Ulteriore differenza è data dalla necessità del consenso dell’imputato, non richiesto dall’art. 28 D.P.R. 448/1988, il quale dovrà essere prestato anche laddove l’autorità giudicante decida di modificare le prescrizioni del trattamento previamente concesso.

La ratio di tale istituto è quella di deflazionare il carico di processi pendenti presso i tribunali e di circoscrivere la sanzione penale della detenzione ai casi maggiormente gravi, nel pieno recupero sia del principio della sanzione penale quale extrema ratio cui l’ordinamento deve attingere per punire comportamenti antigiuridici sia della finalità rieducativa della pena, come prevista dall’art. 27 co. 3 Cost.

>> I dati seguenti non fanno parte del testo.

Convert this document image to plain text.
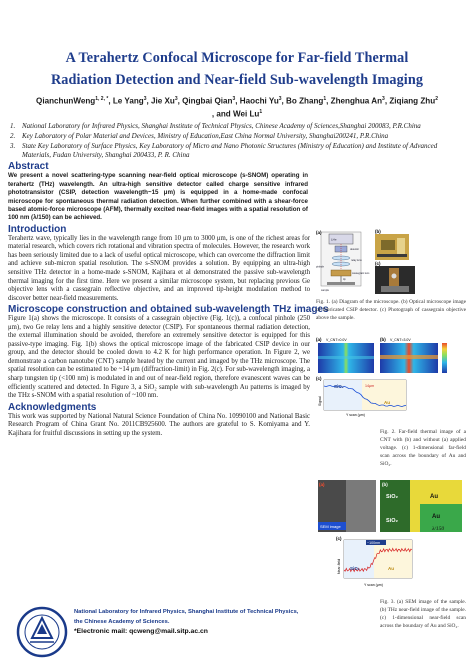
A Terahertz Confocal Microscope for Far-field Thermal
Radiation Detection and Near-field Sub-wavelength Imaging
QianchunWeng$^{1, 2, *}$, Le Yang$^3$, Jie Xu$^3$, Qingbai Qian$^3$, Haochi Yu$^3$, Bo Zhang$^1$, Zhenghua An$^3$, Ziqiang Zhu$^2$
, and Wei Lu$^1$
1. National Laboratory for Infrared Physics, Shanghai Institute of Technical Physics, Chinese Academy of Sciences,Shanghai 200083, P.R.China
2. Key Laboratory of Polar Material and Devices, Ministry of Education,East China Normal University, Shanghai200241, P.R.China
3. State Key Laboratory of Surface Physics, Key Laboratory of Micro and Nano Photonic Structures (Ministry of Education) and Institute of Advanced Materials, Fudan University, Shanghai 200433, P. R. China
Abstract
We present a novel scattering-type scanning near-field optical microscope (s-SNOM) operating in terahertz (THz) wavelength. An ultra-high sensitive detector called charge sensitive infrared phototransistor (CSIP, detection wavelength~15 μm) is equipped in a home-made confocal microscope for spontaneous thermal radiation detection. When further combined with a shear-force based atomic-force microscope (AFM), thermally excited near-field images with a spatial resolution of 100 nm (λ/150) can be achieved.
Introduction
Terahertz wave, typically lies in the wavelength range from 10 μm to 3000 μm, is one of the richest areas for material research, which covers rich rotational and vibration spectra of molecules. However, the research work has been seriously limited due to a lack of useful optical microscope, which can overcome the diffraction limit and achieve sub-micron spatial resolution. The s-SNOM provides a solution. By equipping an ultra-high sensitive THz detector in a home-made s-SNOM, Kajihara et al demonstrated the passive sub-wavelength thermal imaging for the first time. Here we present a similar microscope system, but replacing previous Ge objective lens with a cassegrain reflective objective, and an improved tip-height modulation method to discover better near-field measurements.
Microscope construction and obtained sub-wavelength THz images
Figure 1(a) shows the microscope. It consists of a cassegrain objective (Fig. 1(c)), a confocal pinhole (250 μm), two Ge relay lens and a highly sensitive detector (CSIP). For spontaneous thermal radiation detection, the external illumination should be avoided, therefore an extremely sensitive detector is equipped for this passive-type imaging. Fig. 1(b) shows the optical microscope image of the fabricated CSIP device in our group, and the detector should be cooled down to 4.2 K for high performance operation. In Figure 2, we demonstrate a carbon nanotube (CNT) sample heated by the current and imaged by the THz microscope. The spatial resolution can be estimated to be ~14 μm (diffraction-limit) in Fig. 2(c). For sub-wavelength imaging, a sharp tungsten tip (<100 nm) is modulated in and out of near-field region, therefore evanescent waves can be efficiently scattered and detected. In Figure 3, a SiO₂ sample with sub-wavelength Au patterns is imaged by the THz s-SNOM with a spatial resolution of ~100 nm.
Acknowledgments
This work was supported by National Natural Science Foundation of China No. 10990100 and National Basic Research Program of China Grant No. 2011CB925600. The authors are grateful to S. Komiyama and Y. Kajihara for fruitful discussions in setting up the system.
LHe
detector
relay lens
pinhole
cassegrain lens
tip
sample
(a)	(b)
(c)
Fig. 1. (a) Diagram of the microscope. (b) Optical microscope image of fabricated CSIP detector. (c) Photograph of cassegrain objective above the sample.
(a) V_CNT=0.0V	(b) V_CNT=3.0V
(c)
SiO₂
Au
14μm
Y scan (μm)
Signal
Fig. 2. Far-field thermal image of a CNT with (b) and without (a) applied voltage. (c) 1-dimensional far-field scan across the boundary of Au and SiO₂.
SEM image
(a)	(b)
SiO₂	Au
SiO₂
Au
λ/150
(c)
~100nm
SiO₂	Au
Y scan (μm)
Near-field
Fig. 3. (a) SEM image of the sample. (b) THz near-field image of the sample. (c) 1-dimensional near-field scan across the boundary of Au and SiO₂.
National Laboratory for Infrared Physics, Shanghai Institute of Technical Physics,
the Chinese Academy of Sciences.
*Electronic mail: qcweng@mail.sitp.ac.cn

Una volta autorizzata dal giudice, la messa alla prova comporta, in primis, la prestazione di condotte volte ad elidere le conseguenze dannose o pericolose della propria condotta delittuosa nonchè il risarcimento del danno se possibile; inoltre, l’imputato deve essere affidato a servizio sociale per lo svolgimento di attività di volontariato di rilievo sociale e dovrà svolgere un lavoro di pubblica utilità, per un periodo di almeno 10 giorni, non retribuito ed adeguato alle attitudini lavorative ed alle capacità dell’imputato.

Ciò premesso, una delle questioni maggiormente dibattute ha riguardato la determinabilità del limite edittale fissato dall’art. 168 bis cod. pen. ed, in particolare, la rilevanza delle circostanze aggravanti ad effetto speciale e ad efficacia speciale.

Sul punto, si registrano due orientamenti giurisprudenziali contrastanti.

Secondo un primo orientamento (ex multis, Cass. Pen., VI, 30.6.2015 n. 36687), quando si procede per reati differenti da quelli contemplati nell’art. 550 co. 2 cod. proc. pen., il limite edittale si determina tenendo conto delle aggravanti per cui la legge prevede una pena di specie diversa da quella ordinaria e delle aggravanti che comportano un aumento di pena superiore ad un terzo.

Tale orientamento fa leva sulle disposizioni previste in materia di competenza (art. 4 cod. proc. pen.), sulla determinazione della pena agli effetti delle misure cautelari (art. 278 cod. proc. pen.), dell’arresto in flagranza (art. 379 cod. proc. pen.), sull’individuazione dei casi di citazione diretta a giudizio (art. 550 co. 1 cod. proc. pen.), sulle norme previste dal codice penale per la determinazione della prescrizione (art. 157 co. 2 cod. pen.) e sull’applicazione dell’art. 131 bis, dove il legislatore ha sempre preso in considerazione le circostanze previste dall’art. 63 co. 3 cod. pen. per determinare la pena.

A tale argomento, inoltre, si aggiunge che il richiamo all’art. 550 co. 2 cod. proc. pen. paleserebbe la voluntas legis di tenere conto della regola del comma 1 del medesimo articolo il quale fa espresso rinvio all’art. 4 cod. proc. pen. ove si stabilisce che ai fini edittali si considerano le aggravanti speciali e ad effetto speciale.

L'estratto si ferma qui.